Elliptic curve linear combinations, when implemented in the standard efficient way using Jacobi coordinates use only Ring operations (i.e. no inversion). So the whole computation is safe. What will go wrong is converting back to Affine coordinates, which requires a single inversion. If this inversion fails, this would normally indicate the point at infinity. No new control flow. No edge cases being hit harder than otherwise, except for the last one.

Garbage in, garbage out still applies of course. Throw in a composite modulus and the thing you are computing is not guaranteed to be an elliptic curve.

Existing libraries do not seem particularly useful here. Most are designed for a particular curve. The remaining ones are mostly for research purposes and are not security hardened. (They would rely on probabilistic algorithms like Miller-Rabin or Tonelli–Shanks).

The current implementation strategy is to develop a Rust library specific for this EIP which is generic and efficient, but only uses deterministic algorithms. This library will be available as Rust, C bindings and a eWASM module.

Currently the design allows you to use compressed coordinates as input. This gives developers some advantages, but requires us to compute modular square roots. Modular square root has similar issues as inversion. Simple deterministic procedures involving only Ring operations exist when p = 3 mod 4 or p = 5 mod 8 . Most field moduli used in practice satisfy this by design. My current thinking is to simply reject compressed coordinates when the field modulus does not satisfy and make compressed points optional.

Lastly, there’s a feature request to do a form of hash-to-curve point. I think this can be incorporated elegantly and safely as well. I’ll update the EIP soon to incorporate these ideas.


The EVMC Rust bindings are here:

The evmc-vm crate will provide an API for “VMs” to implement. @chfast and I are considering to provide precompiles as EVMC modules to be used with aleth. If this works out, it would be possible to also provide EIP1829 as an EVMC module.

Some of that is available in, but @cdetrio will need to publish the framework he has been using.

For creating ewasm contracts, please have a look at


Ah, I see. If the edge cases are that manageable, then I suppose it could work.

I think py_ecc might actually be generic enough to implement this fairly easily, or at least with a few tweaks. So there’s at least one other thing that the rust library could be checked against.

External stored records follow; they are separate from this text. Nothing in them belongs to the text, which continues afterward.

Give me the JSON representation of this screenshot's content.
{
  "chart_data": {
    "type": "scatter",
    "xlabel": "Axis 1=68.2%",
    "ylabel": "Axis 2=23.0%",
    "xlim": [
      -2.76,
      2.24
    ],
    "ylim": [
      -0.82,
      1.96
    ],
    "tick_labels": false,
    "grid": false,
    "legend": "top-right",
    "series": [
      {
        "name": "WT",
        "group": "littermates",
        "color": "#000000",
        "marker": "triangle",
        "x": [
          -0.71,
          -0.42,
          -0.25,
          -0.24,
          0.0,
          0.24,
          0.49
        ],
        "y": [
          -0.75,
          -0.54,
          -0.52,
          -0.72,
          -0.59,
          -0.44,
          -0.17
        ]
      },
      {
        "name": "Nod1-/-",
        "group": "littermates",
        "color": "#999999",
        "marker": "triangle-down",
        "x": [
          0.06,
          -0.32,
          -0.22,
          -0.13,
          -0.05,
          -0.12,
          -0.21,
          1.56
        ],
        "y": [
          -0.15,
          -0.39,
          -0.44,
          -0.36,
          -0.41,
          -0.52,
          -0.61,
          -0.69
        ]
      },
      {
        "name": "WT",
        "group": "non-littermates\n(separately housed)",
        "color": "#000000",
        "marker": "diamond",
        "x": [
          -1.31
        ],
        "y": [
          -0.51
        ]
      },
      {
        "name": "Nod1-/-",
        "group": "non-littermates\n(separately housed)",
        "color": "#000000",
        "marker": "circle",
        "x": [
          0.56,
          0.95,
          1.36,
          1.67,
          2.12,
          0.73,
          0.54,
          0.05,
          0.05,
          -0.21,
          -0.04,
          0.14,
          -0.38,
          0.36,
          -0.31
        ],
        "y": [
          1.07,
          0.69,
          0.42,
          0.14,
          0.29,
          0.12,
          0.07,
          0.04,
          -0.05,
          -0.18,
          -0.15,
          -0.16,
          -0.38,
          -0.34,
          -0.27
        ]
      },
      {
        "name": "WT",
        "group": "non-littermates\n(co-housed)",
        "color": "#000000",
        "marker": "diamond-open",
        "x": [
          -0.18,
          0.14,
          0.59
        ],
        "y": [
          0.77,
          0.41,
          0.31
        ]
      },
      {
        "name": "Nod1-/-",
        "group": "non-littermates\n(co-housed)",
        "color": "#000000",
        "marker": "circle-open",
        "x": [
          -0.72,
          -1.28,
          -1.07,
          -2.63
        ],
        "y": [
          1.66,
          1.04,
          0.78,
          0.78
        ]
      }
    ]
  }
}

@Recmo Montgomery form (and implementations are likely to use it) is not defined in case of GCD != 1. But garbage in - garbage out should work.


In addition to the separate Telegram chat I also post a link here, cause now this implementation is at the point where more help is needed with test vectors and pricing, then in actual implementation.

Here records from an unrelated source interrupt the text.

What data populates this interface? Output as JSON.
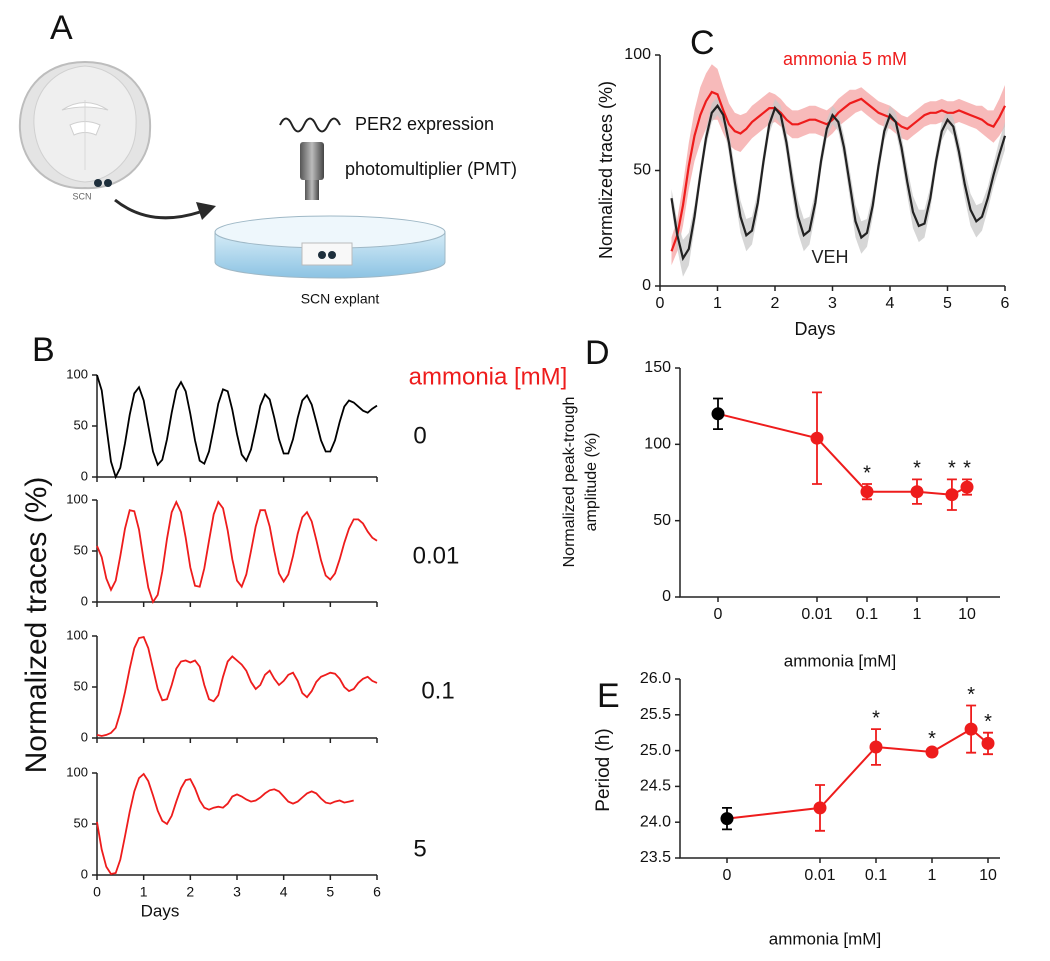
{
  "panel_a": {
    "label": "A",
    "labels": {
      "scn": "SCN",
      "signal": "PER2 expression",
      "detector": "photomultiplier (PMT)",
      "sample": "SCN explant"
    }
  },
  "chart_data": [
    {
      "type": "line",
      "panel": "B",
      "small_multiples": true,
      "ylabel": "Normalized traces (%)",
      "xlabel": "Days",
      "legend_title": "ammonia [mM]",
      "legend_title_color": "#ee1c1c",
      "xlim": [
        0,
        6
      ],
      "xticks": [
        0,
        1,
        2,
        3,
        4,
        5,
        6
      ],
      "ylim": [
        0,
        100
      ],
      "yticks": [
        0,
        50,
        100
      ],
      "x": [
        0,
        0.1,
        0.2,
        0.3,
        0.4,
        0.5,
        0.6,
        0.7,
        0.8,
        0.9,
        1,
        1.1,
        1.2,
        1.3,
        1.4,
        1.5,
        1.6,
        1.7,
        1.8,
        1.9,
        2,
        2.1,
        2.2,
        2.3,
        2.4,
        2.5,
        2.6,
        2.7,
        2.8,
        2.9,
        3,
        3.1,
        3.2,
        3.3,
        3.4,
        3.5,
        3.6,
        3.7,
        3.8,
        3.9,
        4,
        4.1,
        4.2,
        4.3,
        4.4,
        4.5,
        4.6,
        4.7,
        4.8,
        4.9,
        5,
        5.1,
        5.2,
        5.3,
        5.4,
        5.5,
        5.6,
        5.7,
        5.8,
        5.9,
        6
      ],
      "series": [
        {
          "name": "0",
          "color": "#000000",
          "values": [
            100,
            85,
            50,
            15,
            0,
            9,
            33,
            61,
            82,
            88,
            75,
            50,
            25,
            12,
            17,
            37,
            63,
            85,
            93,
            84,
            62,
            36,
            16,
            13,
            25,
            48,
            72,
            86,
            84,
            66,
            42,
            22,
            16,
            27,
            48,
            70,
            81,
            76,
            58,
            37,
            23,
            23,
            37,
            58,
            75,
            80,
            71,
            54,
            36,
            25,
            25,
            36,
            54,
            69,
            75,
            73,
            69,
            65,
            63,
            67,
            70
          ]
        },
        {
          "name": "0.01",
          "color": "#ee1c1c",
          "values": [
            55,
            44,
            23,
            12,
            21,
            45,
            72,
            90,
            89,
            71,
            41,
            14,
            0,
            7,
            30,
            62,
            88,
            98,
            88,
            63,
            34,
            16,
            15,
            33,
            60,
            86,
            98,
            92,
            70,
            42,
            21,
            15,
            27,
            50,
            74,
            90,
            90,
            74,
            50,
            28,
            20,
            27,
            45,
            67,
            83,
            88,
            79,
            61,
            41,
            26,
            22,
            28,
            42,
            58,
            72,
            81,
            81,
            77,
            69,
            63,
            60
          ]
        },
        {
          "name": "0.1",
          "color": "#ee1c1c",
          "values": [
            3,
            2,
            3,
            5,
            10,
            25,
            45,
            68,
            88,
            98,
            99,
            88,
            68,
            48,
            37,
            38,
            52,
            68,
            75,
            76,
            74,
            76,
            70,
            52,
            38,
            36,
            42,
            60,
            75,
            80,
            76,
            72,
            66,
            55,
            48,
            52,
            62,
            66,
            58,
            52,
            56,
            62,
            64,
            56,
            44,
            40,
            46,
            55,
            60,
            62,
            64,
            63,
            58,
            50,
            46,
            48,
            54,
            58,
            60,
            56,
            54
          ]
        },
        {
          "name": "5",
          "color": "#ee1c1c",
          "values": [
            52,
            25,
            8,
            1,
            2,
            15,
            38,
            62,
            82,
            95,
            99,
            92,
            78,
            63,
            53,
            50,
            58,
            72,
            85,
            93,
            94,
            85,
            73,
            66,
            64,
            66,
            67,
            66,
            70,
            77,
            79,
            77,
            74,
            72,
            73,
            76,
            80,
            83,
            84,
            82,
            77,
            72,
            70,
            72,
            76,
            80,
            82,
            80,
            75,
            71,
            70,
            72,
            73,
            71,
            72,
            73,
            null,
            null,
            null,
            null,
            null
          ]
        }
      ]
    },
    {
      "type": "line",
      "panel": "C",
      "ylabel": "Normalized traces (%)",
      "xlabel": "Days",
      "xlim": [
        0,
        6
      ],
      "xticks": [
        0,
        1,
        2,
        3,
        4,
        5,
        6
      ],
      "ylim": [
        0,
        100
      ],
      "yticks": [
        0,
        50,
        100
      ],
      "x": [
        0.2,
        0.3,
        0.4,
        0.5,
        0.6,
        0.7,
        0.8,
        0.9,
        1,
        1.1,
        1.2,
        1.3,
        1.4,
        1.5,
        1.6,
        1.7,
        1.8,
        1.9,
        2,
        2.1,
        2.2,
        2.3,
        2.4,
        2.5,
        2.6,
        2.7,
        2.8,
        2.9,
        3,
        3.1,
        3.2,
        3.3,
        3.4,
        3.5,
        3.6,
        3.7,
        3.8,
        3.9,
        4,
        4.1,
        4.2,
        4.3,
        4.4,
        4.5,
        4.6,
        4.7,
        4.8,
        4.9,
        5,
        5.1,
        5.2,
        5.3,
        5.4,
        5.5,
        5.6,
        5.7,
        5.8,
        5.9,
        6
      ],
      "series": [
        {
          "name": "ammonia 5 mM",
          "color": "#ee1c1c",
          "band_color": "#f4a3a3",
          "values": [
            15,
            22,
            35,
            52,
            65,
            74,
            80,
            84,
            83,
            76,
            70,
            67,
            66,
            68,
            71,
            73,
            75,
            77,
            77,
            75,
            72,
            70,
            70,
            71,
            72,
            72,
            71,
            70,
            72,
            75,
            77,
            79,
            80,
            81,
            79,
            77,
            75,
            74,
            73,
            71,
            69,
            68,
            70,
            72,
            74,
            75,
            75,
            76,
            75,
            75,
            76,
            75,
            74,
            73,
            72,
            70,
            69,
            73,
            78
          ],
          "errors": [
            6,
            7,
            9,
            10,
            11,
            12,
            12,
            12,
            11,
            10,
            9,
            8,
            8,
            7,
            7,
            7,
            7,
            7,
            6,
            6,
            6,
            6,
            6,
            6,
            6,
            6,
            6,
            6,
            6,
            6,
            6,
            6,
            5,
            5,
            5,
            5,
            5,
            5,
            5,
            5,
            5,
            5,
            5,
            5,
            5,
            5,
            5,
            5,
            5,
            5,
            5,
            5,
            5,
            5,
            6,
            6,
            7,
            8,
            9
          ]
        },
        {
          "name": "VEH",
          "color": "#222222",
          "band_color": "#c8c8c8",
          "values": [
            38,
            22,
            12,
            16,
            30,
            48,
            64,
            75,
            78,
            74,
            62,
            45,
            30,
            22,
            24,
            36,
            54,
            70,
            77,
            74,
            62,
            45,
            30,
            22,
            24,
            36,
            54,
            68,
            74,
            71,
            60,
            44,
            28,
            21,
            23,
            35,
            52,
            67,
            74,
            71,
            60,
            45,
            32,
            26,
            27,
            38,
            54,
            67,
            72,
            69,
            58,
            44,
            33,
            28,
            30,
            38,
            48,
            57,
            65
          ],
          "errors": [
            4,
            6,
            8,
            7,
            5,
            4,
            4,
            4,
            4,
            4,
            5,
            6,
            7,
            7,
            6,
            5,
            4,
            4,
            4,
            4,
            5,
            6,
            7,
            7,
            6,
            5,
            4,
            4,
            4,
            4,
            5,
            6,
            7,
            7,
            6,
            5,
            4,
            4,
            4,
            4,
            5,
            6,
            7,
            7,
            6,
            5,
            4,
            4,
            4,
            4,
            5,
            6,
            7,
            7,
            6,
            5,
            5,
            6,
            6
          ]
        }
      ]
    },
    {
      "type": "errorbar",
      "panel": "D",
      "ylabel": [
        "Normalized peak-trough",
        "amplitude (%)"
      ],
      "xlabel": "ammonia [mM]",
      "xscale": "log",
      "x": [
        0,
        0.01,
        0.1,
        1,
        5,
        10
      ],
      "xticks": [
        0,
        0.01,
        0.1,
        1,
        10
      ],
      "ylim": [
        0,
        150
      ],
      "yticks": [
        0,
        50,
        100,
        150
      ],
      "values": [
        120,
        104,
        69,
        69,
        67,
        72
      ],
      "errors": [
        10,
        30,
        5,
        8,
        10,
        5
      ],
      "colors": [
        "#000000",
        "#ee1c1c",
        "#ee1c1c",
        "#ee1c1c",
        "#ee1c1c",
        "#ee1c1c"
      ],
      "line_color": "#ee1c1c",
      "annotations": [
        {
          "text": "*",
          "x": 0.1
        },
        {
          "text": "*",
          "x": 1
        },
        {
          "text": "*",
          "x": 5
        },
        {
          "text": "*",
          "x": 10
        }
      ]
    },
    {
      "type": "errorbar",
      "panel": "E",
      "ylabel": [
        "Period (h)"
      ],
      "xlabel": "ammonia [mM]",
      "xscale": "log",
      "x": [
        0,
        0.01,
        0.1,
        1,
        5,
        10
      ],
      "xticks": [
        0,
        0.01,
        0.1,
        1,
        10
      ],
      "ylim": [
        23.5,
        26
      ],
      "yticks": [
        23.5,
        {
          "value": 24,
          "label": "24.0"
        },
        24.5,
        {
          "value": 25,
          "label": "25.0"
        },
        25.5,
        {
          "value": 26,
          "label": "26.0"
        }
      ],
      "values": [
        24.05,
        24.2,
        25.05,
        24.98,
        25.3,
        25.1
      ],
      "errors": [
        0.15,
        0.32,
        0.25,
        0.03,
        0.33,
        0.15
      ],
      "colors": [
        "#000000",
        "#ee1c1c",
        "#ee1c1c",
        "#ee1c1c",
        "#ee1c1c",
        "#ee1c1c"
      ],
      "line_color": "#ee1c1c",
      "annotations": [
        {
          "text": "*",
          "x": 0.1
        },
        {
          "text": "*",
          "x": 1
        },
        {
          "text": "*",
          "x": 5
        },
        {
          "text": "*",
          "x": 10
        }
      ]
    }
  ]
}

For the code here the following works:

  • runtime curve creation
  • check on curve
  • add two points
  • multiply single point by a scalar (double-and-add or wnaf)
  • multiexponentiation (trivial and peppinger)
  • extension towers
  • pairings for BLS12 family

There is a set of benchmarks, but only for quite limited set of curves. Can support fields of arbitrary size in principle.

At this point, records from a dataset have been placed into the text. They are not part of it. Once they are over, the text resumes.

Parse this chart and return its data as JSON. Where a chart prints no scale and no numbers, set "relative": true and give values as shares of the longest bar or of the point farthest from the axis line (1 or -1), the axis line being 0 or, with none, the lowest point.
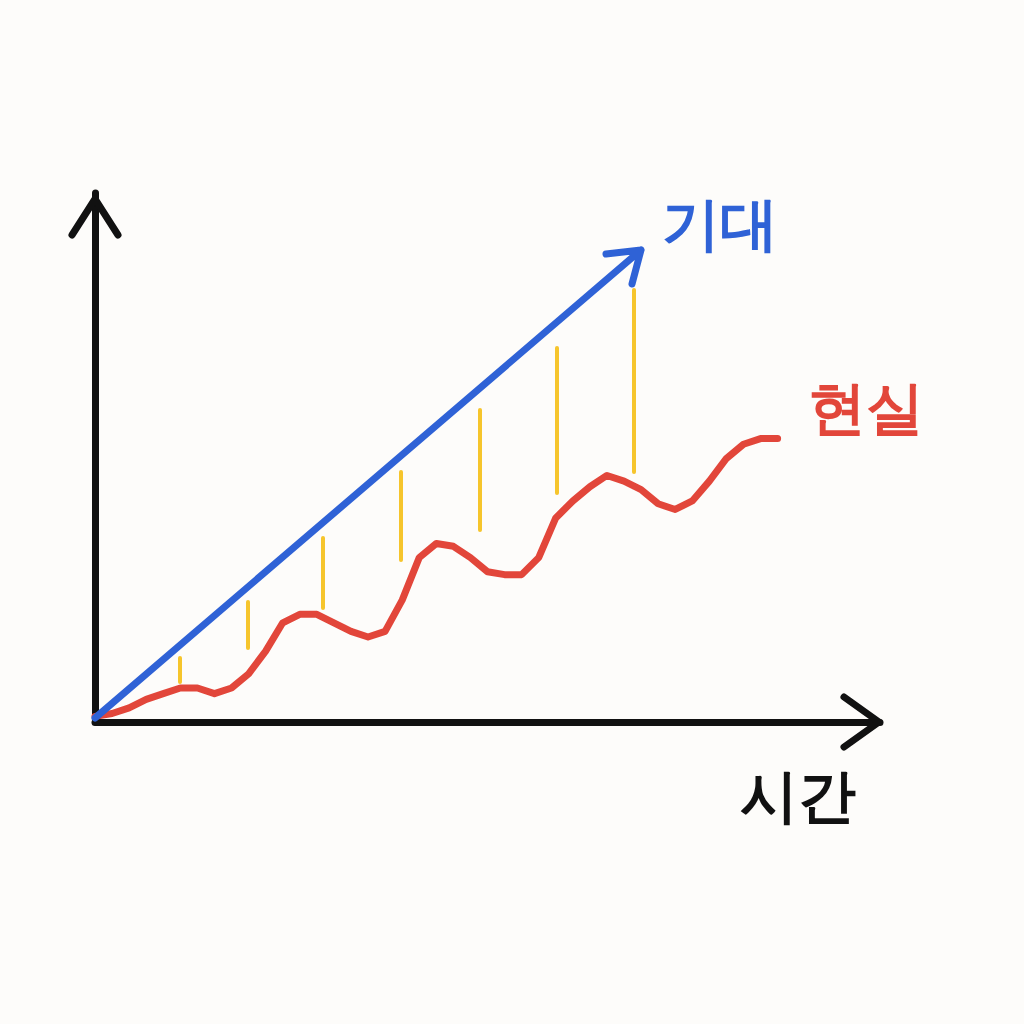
{
  "chart_data": {
    "type": "line",
    "relative": true,
    "xlabel": "시간",
    "legend": false,
    "grid": false,
    "line_style": "solid",
    "annotations": [
      "기대"
    ],
    "categories": [
      null,
      null,
      null,
      null,
      null,
      null,
      null,
      null,
      null,
      null,
      null,
      null,
      null,
      null,
      null,
      null,
      null,
      null,
      null,
      null,
      null,
      null,
      null,
      null,
      null,
      null,
      null,
      null,
      null,
      null,
      null,
      null,
      null,
      null,
      null,
      null,
      null,
      null,
      null,
      null,
      null,
      null,
      null,
      null,
      null,
      null,
      null
    ],
    "series": [
      {
        "name": "현실",
        "color": "#e2463a",
        "values": [
          0.02,
          0.03,
          0.05,
          0.08,
          0.1,
          0.12,
          0.12,
          0.1,
          0.12,
          0.17,
          0.25,
          0.35,
          0.38,
          0.38,
          0.35,
          0.32,
          0.3,
          0.32,
          0.43,
          0.58,
          0.63,
          0.62,
          0.58,
          0.53,
          0.52,
          0.52,
          0.58,
          0.72,
          0.78,
          0.83,
          0.87,
          0.85,
          0.82,
          0.77,
          0.75,
          0.78,
          0.85,
          0.93,
          0.98,
          1,
          1,
          null,
          null,
          null,
          null,
          null,
          null
        ]
      }
    ]
  }
}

  • have to specify scalar field size for a curve (needed to try Ben-Coster algorithm, didn’t work out)
  • field elements larger than a field are errors
  • scalars larger than an order are errors
  • only fields up to 319 bits are supported, but this only requires to extend a “switch” statement further


  • pairings for BN, MNT4 and MNT6. May be KSS too
  • cleanup by removing a scalar fields
  • check if pairings for Cocks-Pinch method generated curves can be easily implemented
  • chose multiexp and multiplication methods based on benchmarks
  • implement Twisted Edwards arithmetics (this one is trivial, but low priority)


Was just looking through the EIP. I couldn’t quite figure out what the gas cost calculation/specification is? Could you clarify that in the EIP – the eip should be a full specification, and it’s currently lacking that.